Posted Dec 29, 2015 by Martin Armstrong
QUESTION: Dear Marty,
You have put your numbers out there for all to see for year end. Can they manipulate the closing due to thin markets, then reverse them to try and make you look bad?
ANSWER: Sorry, but it is impossible. I tried myself to elect a number when I was the largest player in a market and could not. In 1998, I sold $1 billion worth of yen against the Yearly Bullish Reversal at 147 on an MIT just before the LTCM collapse. I was awarded Hedge Fund Manager of the year for those trades. The market took it with no problem at my price and then collapsed.
In 1997, I stood up against all of the bankers and won when they were trying to manipulate silver. There are much bigger forces at work than you can imagine. You cannot manipulate a single market against the trend of the whole for you would have to do every market simultaneously, assuming that could even be done.
The numbers are the numbers and nobody can change that. These theories are excuses created by people who have never traded any size. It is like a man trying to write a book on how it feels to go through childbirth. Some things can only be seen or understood with experience — not BS.

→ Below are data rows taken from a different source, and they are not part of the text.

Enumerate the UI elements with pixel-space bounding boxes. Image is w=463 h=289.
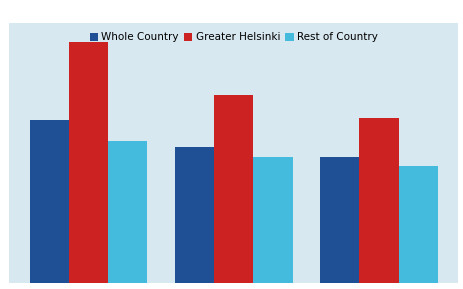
Bar [69,42,108,283]
Bar [108,141,147,283]
Bar [253,157,293,283]
Bar [399,166,438,283]
Bar [30,120,69,283]
Bar [175,147,214,283]
Bar [359,118,399,283]
Legend: Whole Country, Greater Helsinki, Rest of Country: Whole Country, Greater Helsinki, Rest of… [86,28,382,47]
Bar [214,95,253,283]
Bar [320,157,359,283]
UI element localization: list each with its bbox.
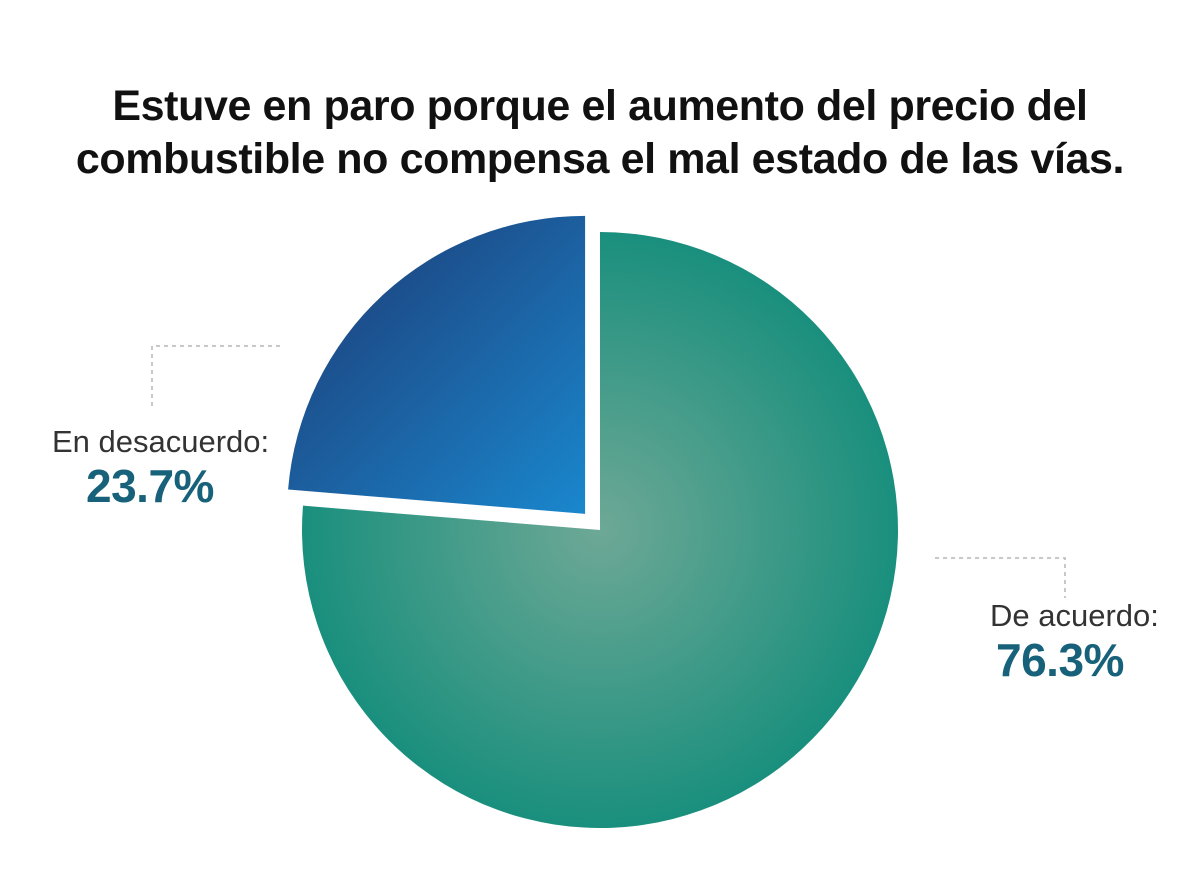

The numbers are the numbers and they are either elected or not for a REAL reason. It is NEVER one single market in isolation. It is EVERYTHING collectively. Our forecast that gold peaked in 2011 was directly linked to our forecast that the Dow would take off to new highs, which also nobody believed. Barrons reported, perhaps tongue in cheek, on June 25, 2011: “The model pegged June 13-June 14, 2011, as the start of a long-term upward trend in the market, the market obliged by notching its first weekly rise since April 29.”
Yes, there are people who hate me because they use manipulation as an excuse for their incorrect forecasts. They would better serve their readers by actually trying to forecast market movements up or down rather than preaching only one direction which is more akin to what politicians do.